Snij 200 g witte kool in zo dun mogelijke sliertjes. Schil en rasp 125 g wortel grof. Doe in een slakom en voeg wat zout toe. ‘Kneed’ minstens één minuut met je handen, dan worden de groenten lekker zacht.
2
Rasp en pers ½ stuk citroen (NB). Maak een dressing van 1½ el olijfolie extra vierge, citroenrasp en -sap en peper. Pers (optioneel) ½ teentje knoflook erbij (verwijder het groene loofje als dat erin zit). Meng door de gemasseerde groenten.
NB: 2p let op! Je gebruikt deze week voor twee gerechten citroenrasp.
3
Snipper 1 stuk sjalot. Verwarm olie in een koekenpan en fruit glazig. Draai van 200 g gehakt 3 à 4 balletjes pp. Voeg de balletjes toe en bak langzaam bruin en gaar in ca. 10 minuten.
Goed om te weten: Het gehakt is gekruid met paprikapoeder, mosterdpoeder, kurkuma, uienpoeder, komijn, koriander, chilipeper, venkel, knoflookpoeder, gember, witte peper, fenegriek, foelie, kardemom. Het gehakt is al gezouten.
4
Doe 125 g couscous met wat zout in een kom en overgiet met kokend water tot ca. 1 cm boven de korrels. Dek af. Roer na 10 minuten los met een vork.

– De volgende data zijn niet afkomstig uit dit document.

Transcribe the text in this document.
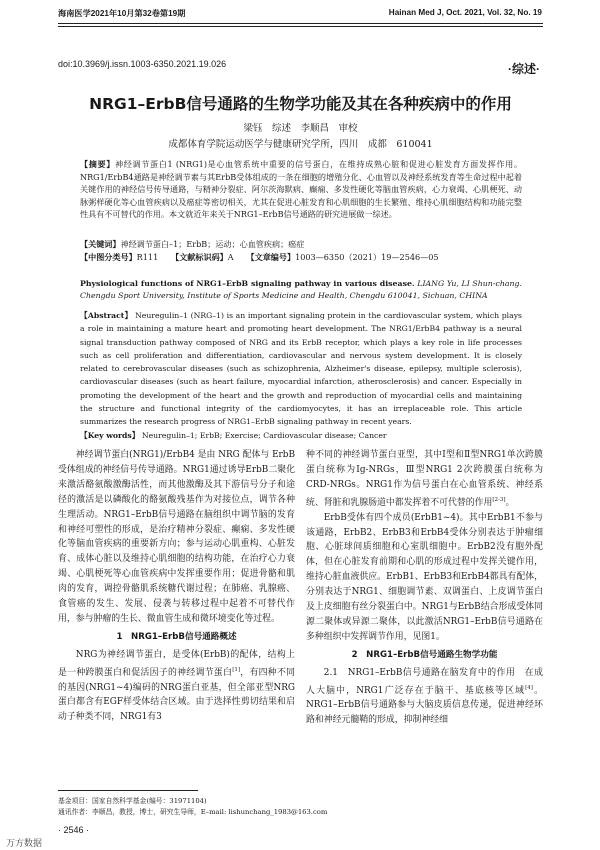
海南医学2021年10月第32卷第19期	Hainan Med J, Oct. 2021, Vol. 32, No. 19
doi:10.3969/j.issn.1003-6350.2021.19.026	·综述·
NRG1–ErbB信号通路的生物学功能及其在各种疾病中的作用
梁钰　综述　李顺昌　审校
成都体育学院运动医学与健康研究学所，四川　成都　610041
【摘要】神经调节蛋白1 (NRG1)是心血管系统中重要的信号蛋白，在维持成熟心脏和促进心脏发育方面发挥作用。NRG1/ErbB4通路是神经调节素与其ErbB受体组成的一条在细胞的增殖分化、心血管以及神经系统发育等生命过程中起着关键作用的神经信号传导通路，与精神分裂症、阿尔茨海默病、癫痫、多发性硬化等脑血管疾病，心力衰竭、心肌梗死、动脉粥样硬化等心血管疾病以及癌症等密切相关，尤其在促进心脏发育和心肌细胞的生长繁殖、维持心肌细胞结构和功能完整性具有不可替代的作用。本文就近年来关于NRG1–ErbB信号通路的研究进展做一综述。
【关键词】神经调节蛋白–1；ErbB；运动；心血管疾病；癌症
【中图分类号】R111 【文献标识码】A 【文章编号】1003—6350（2021）19—2546—05
Physiological functions of NRG1–ErbB signaling pathway in various disease. LIANG Yu, LI Shun-chang. Chengdu Sport University, Institute of Sports Medicine and Health, Chengdu 610041, Sichuan, CHINA
【Abstract】 Neuregulin–1 (NRG–1) is an important signaling protein in the cardiovascular system, which plays a role in maintaining a mature heart and promoting heart development. The NRG1/ErbB4 pathway is a neural signal transduction pathway composed of NRG and its ErbB receptor, which plays a key role in life processes such as cell proliferation and differentiation, cardiovascular and nervous system development. It is closely related to cerebrovascular diseases (such as schizophrenia, Alzheimer's disease, epilepsy, multiple sclerosis), cardiovascular diseases (such as heart failure, myocardial infarction, atherosclerosis) and cancer. Especially in promoting the development of the heart and the growth and reproduction of myocardial cells and maintaining the structure and functional integrity of the cardiomyocytes, it has an irreplaceable role. This article summarizes the research progress of NRG1–ErbB signaling pathway in recent years.
【Key words】 Neuregulin–1; ErbB; Exercise; Cardiovascular disease; Cancer

神经调节蛋白(NRG1)/ErbB4 是由 NRG 配体与 ErbB受体组成的神经信号传导通路。NRG1通过诱导ErbB二聚化来激活酪氨酸激酶活性，而其他激酶及其下游信号分子和途径的激活是以磷酸化的酪氨酸残基作为对接位点，调节各种生理活动。NRG1–ErbB信号通路在脑组织中调节脑的发育和神经可塑性的形成，是治疗精神分裂症、癫痫、多发性硬化等脑血管疾病的重要新方向；参与运动心肌重构、心脏发育、成体心脏以及维持心肌细胞的结构功能，在治疗心力衰竭、心肌梗死等心血管疾病中发挥重要作用；促进骨骼和肌肉的发育，调控骨骼肌系统糖代谢过程；在肺癌、乳腺癌、食管癌的发生、发展、侵袭与转移过程中起着不可替代作用，参与肿瘤的生长、微血管生成和微环境变化等过程。

1　NRG1–ErbB信号通路概述

NRG为神经调节蛋白，是受体(ErbB)的配体，结构上是一种跨膜蛋白和促活因子的神经调节蛋白[1]，有四种不同的基因(NRG1~4)编码的NRG蛋白亚基，但全部亚型NRG蛋白都含有EGF样受体结合区域。由于选择性剪切结果和启动子种类不同，NRG1有3

种不同的神经调节蛋白亚型，其中Ⅰ型和Ⅱ型NRG1单次跨膜蛋白统称为Ig-NRGs，Ⅲ型NRG1 2次跨膜蛋白统称为CRD-NRGs。NRG1作为信号蛋白在心血管系统、神经系统、肾脏和乳腺肠道中都发挥着不可代替的作用[2-3]。

ErbB受体有四个成员(ErbB1~4)。其中ErbB1不参与该通路，ErbB2、ErbB3和ErbB4受体分别表达于肿瘤细胞、心脏球间质细胞和心室肌细胞中。ErbB2没有胞外配体，但在心脏发育前期和心肌的形成过程中发挥关键作用，维持心脏血液供应。ErbB1、ErbB3和ErbB4都具有配体，分别表达于NRG1、细胞调节素、双调蛋白、上皮调节蛋白及上皮细胞有丝分裂蛋白中。NRG1与ErbB结合形成受体同源二聚体或异源二聚体，以此激活NRG1–ErbB信号通路在多种组织中发挥调节作用，见图1。

2　NRG1–ErbB信号通路生物学功能

2.1　NRG1–ErbB信号通路在脑发育中的作用　在成人大脑中，NRG1广泛存在于脑干、基底核等区域[4]。NRG1–ErbB信号通路参与大脑皮质信息传递，促进神经环路和神经元髓鞘的形成，抑制神经细

基金项目：国家自然科学基金(编号：31971104)
通讯作者：李顺昌，教授，博士，研究生导师，E–mail: lishunchang_1983@163.com
· 2546 ·
万方数据
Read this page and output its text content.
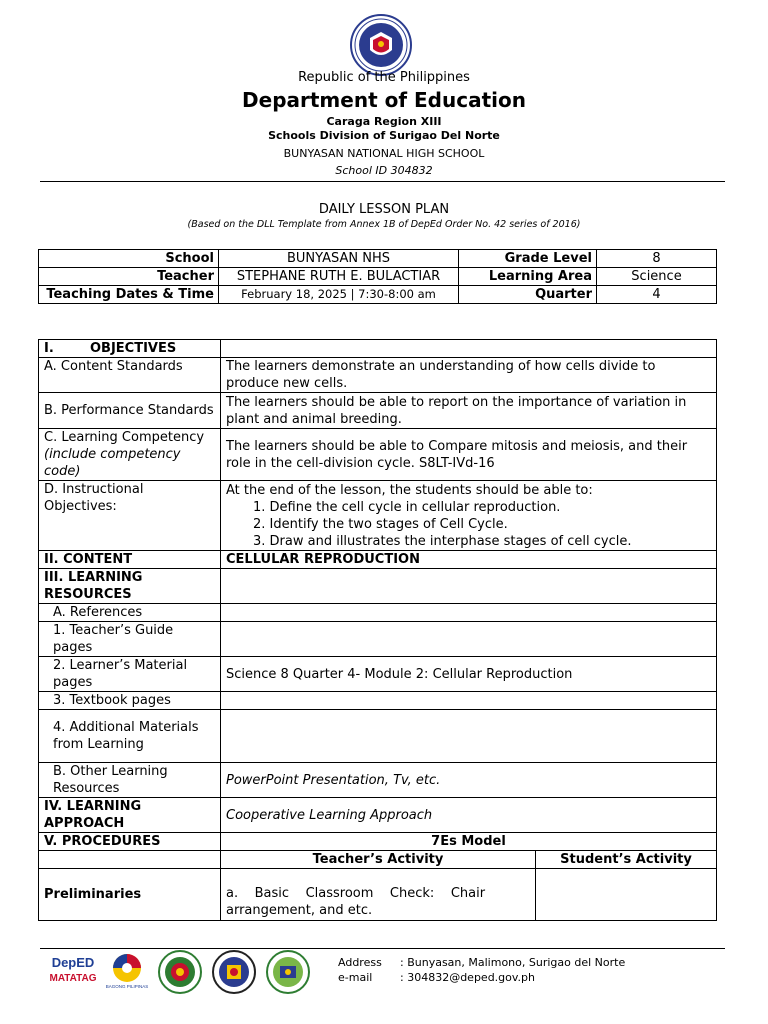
Republic of the Philippines
Department of Education
Caraga Region XIII
Schools Division of Surigao Del Norte
BUNYASAN NATIONAL HIGH SCHOOL
School ID 304832
DAILY LESSON PLAN
(Based on the DLL Template from Annex 1B of DepEd Order No. 42 series of 2016)
School	BUNYASAN NHS	Grade Level	8
Teacher	STEPHANE RUTH E. BULACTIAR	Learning Area	Science
Teaching Dates & Time	February 18, 2025 | 7:30-8:00 am	Quarter	4
I.        OBJECTIVES		
A. Content Standards	The learners demonstrate an understanding of how cells divide to produce new cells.	
B. Performance Standards	The learners should be able to report on the importance of variation in plant and animal breeding.	
C. Learning Competency (include competency code)	The learners should be able to Compare mitosis and meiosis, and their role in the cell-division cycle. S8LT-IVd-16	
D. Instructional Objectives:	At the end of the lesson, the students should be able to:
1. Define the cell cycle in cellular reproduction.
2. Identify the two stages of Cell Cycle.
3. Draw and illustrates the interphase stages of cell cycle.	

II. CONTENT	CELLULAR REPRODUCTION	
III. LEARNING RESOURCES		
A. References		
1. Teacher’s Guide pages		
2. Learner’s Material pages	Science 8 Quarter 4- Module 2: Cellular Reproduction	
3. Textbook pages		
4. Additional Materials from Learning		
B. Other Learning Resources	PowerPoint Presentation, Tv, etc.	
IV. LEARNING APPROACH	Cooperative Learning Approach	
V. PROCEDURES	7Es Model	
	Teacher’s Activity	Student’s Activity
Preliminaries	a.    Basic    Classroom    Check:    Chair
arrangement, and etc.	

DepED
MATATAG
BAGONG PILIPINAS
Address : Bunyasan, Malimono, Surigao del Norte
e-mail	: 304832@deped.gov.ph
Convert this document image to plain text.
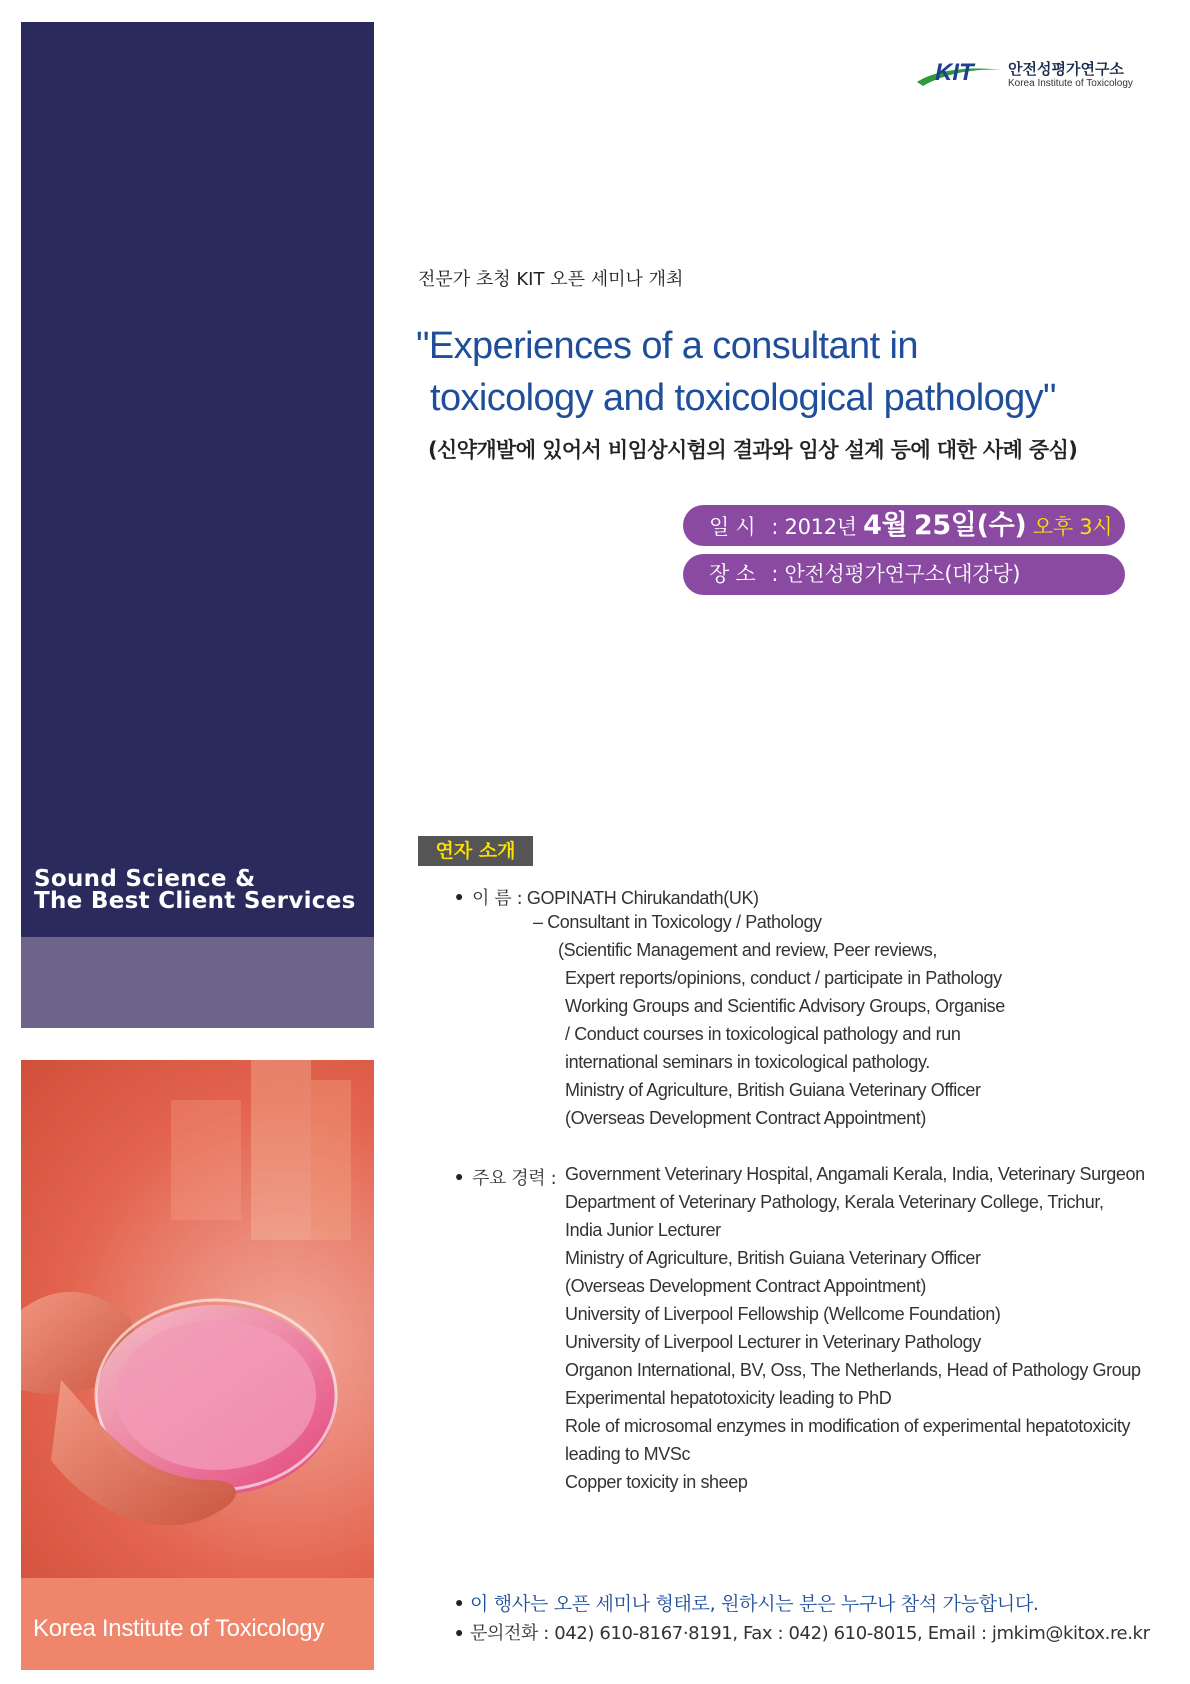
Sound Science &
The Best Client Services
Korea Institute of Toxicology
KIT 안전성평가연구소
Korea Institute of Toxicology
전문가 초청 KIT 오픈 세미나 개최
"Experiences of a consultant in
toxicology and toxicological pathology"
(신약개발에 있어서 비임상시험의 결과와 임상 설계 등에 대한 사례 중심)
일 시 : 2012년 4월 25일(수) 오후 3시
장 소 : 안전성평가연구소(대강당)
연자 소개
● 이 름 : GOPINATH Chirukandath(UK)
– Consultant in Toxicology / Pathology
(Scientific Management and review, Peer reviews,
Expert reports/opinions, conduct / participate in Pathology
Working Groups and Scientific Advisory Groups, Organise
/ Conduct courses in toxicological pathology and run
international seminars in toxicological pathology.
Ministry of Agriculture, British Guiana Veterinary Officer
(Overseas Development Contract Appointment)
● 주요 경력 : Government Veterinary Hospital, Angamali Kerala, India, Veterinary Surgeon
Department of Veterinary Pathology, Kerala Veterinary College, Trichur,
India Junior Lecturer
Ministry of Agriculture, British Guiana Veterinary Officer
(Overseas Development Contract Appointment)
University of Liverpool Fellowship (Wellcome Foundation)
University of Liverpool Lecturer in Veterinary Pathology
Organon International, BV, Oss, The Netherlands, Head of Pathology Group
Experimental hepatotoxicity leading to PhD
Role of microsomal enzymes in modification of experimental hepatotoxicity
leading to MVSc
Copper toxicity in sheep
● 이 행사는 오픈 세미나 형태로, 원하시는 분은 누구나 참석 가능합니다.
● 문의전화 : 042) 610-8167·8191, Fax : 042) 610-8015, Email : jmkim@kitox.re.kr
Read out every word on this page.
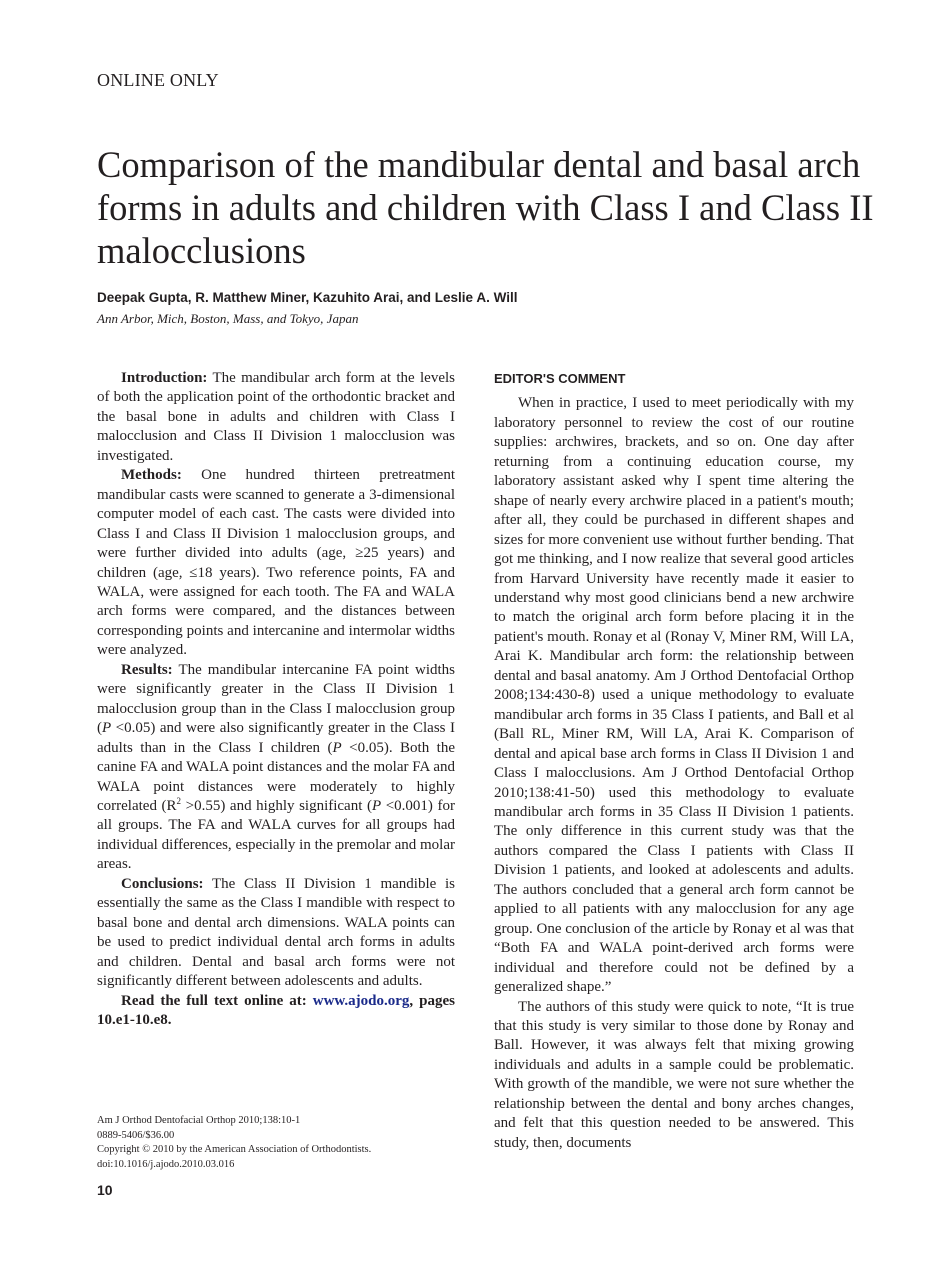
ONLINE ONLY
Comparison of the mandibular dental and basal arch forms in adults and children with Class I and Class II malocclusions
Deepak Gupta, R. Matthew Miner, Kazuhito Arai, and Leslie A. Will
Ann Arbor, Mich, Boston, Mass, and Tokyo, Japan

Introduction: The mandibular arch form at the levels of both the application point of the orthodontic bracket and the basal bone in adults and children with Class I malocclusion and Class II Division 1 malocclusion was investigated.

Methods: One hundred thirteen pretreatment mandibular casts were scanned to generate a 3-dimensional computer model of each cast. The casts were divided into Class I and Class II Division 1 malocclusion groups, and were further divided into adults (age, ≥25 years) and children (age, ≤18 years). Two reference points, FA and WALA, were assigned for each tooth. The FA and WALA arch forms were compared, and the distances between corresponding points and intercanine and intermolar widths were analyzed.

Results: The mandibular intercanine FA point widths were significantly greater in the Class II Division 1 malocclusion group than in the Class I malocclusion group (P <0.05) and were also significantly greater in the Class I adults than in the Class I children (P <0.05). Both the canine FA and WALA point distances and the molar FA and WALA point distances were moderately to highly correlated $(R^2 >0.55)$ and highly significant (P <0.001) for all groups. The FA and WALA curves for all groups had individual differences, especially in the premolar and molar areas.

Conclusions: The Class II Division 1 mandible is essentially the same as the Class I mandible with respect to basal bone and dental arch dimensions. WALA points can be used to predict individual dental arch forms in adults and children. Dental and basal arch forms were not significantly different between adolescents and adults.

Read the full text online at: www.ajodo.org, pages 10.e1-10.e8.

EDITOR'S COMMENT

When in practice, I used to meet periodically with my laboratory personnel to review the cost of our routine supplies: archwires, brackets, and so on. One day after returning from a continuing education course, my laboratory assistant asked why I spent time altering the shape of nearly every archwire placed in a patient's mouth; after all, they could be purchased in different shapes and sizes for more convenient use without further bending. That got me thinking, and I now realize that several good articles from Harvard University have recently made it easier to understand why most good clinicians bend a new archwire to match the original arch form before placing it in the patient's mouth. Ronay et al (Ronay V, Miner RM, Will LA, Arai K. Mandibular arch form: the relationship between dental and basal anatomy. Am J Orthod Dentofacial Orthop 2008;134:430-8) used a unique methodology to evaluate mandibular arch forms in 35 Class I patients, and Ball et al (Ball RL, Miner RM, Will LA, Arai K. Comparison of dental and apical base arch forms in Class II Division 1 and Class I malocclusions. Am J Orthod Dentofacial Orthop 2010;138:41-50) used this methodology to evaluate mandibular arch forms in 35 Class II Division 1 patients. The only difference in this current study was that the authors compared the Class I patients with Class II Division 1 patients, and looked at adolescents and adults. The authors concluded that a general arch form cannot be applied to all patients with any malocclusion for any age group. One conclusion of the article by Ronay et al was that “Both FA and WALA point-derived arch forms were individual and therefore could not be defined by a generalized shape.”

The authors of this study were quick to note, “It is true that this study is very similar to those done by Ronay and Ball. However, it was always felt that mixing growing individuals and adults in a sample could be problematic. With growth of the mandible, we were not sure whether the relationship between the dental and bony arches changes, and felt that this question needed to be answered. This study, then, documents

Am J Orthod Dentofacial Orthop 2010;138:10-1
0889-5406/$36.00
Copyright © 2010 by the American Association of Orthodontists.
doi:10.1016/j.ajodo.2010.03.016
10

Tip: Heb je nog wat couscous over? Bewaar deze dan voor bij de tajine!
5
Hak 1 bosje koriander en munt fijn. Snij ½ lente-ui in dunne ringetjes. Meng door de koolsalade.
6
Voeg – als de gehaktballetjes gaar zijn – ¾ bakje yoghurt toe aan de pan en warm op laag (!) vuur mee. Let op dat het niet gaat koken, anders gaat de yoghurt schiften.
7
Roer een goede scheut olijfolie extra vierge door de couscous. Breng op smaak met peper en zout. Serveer met de romige balletjes en koolsalade.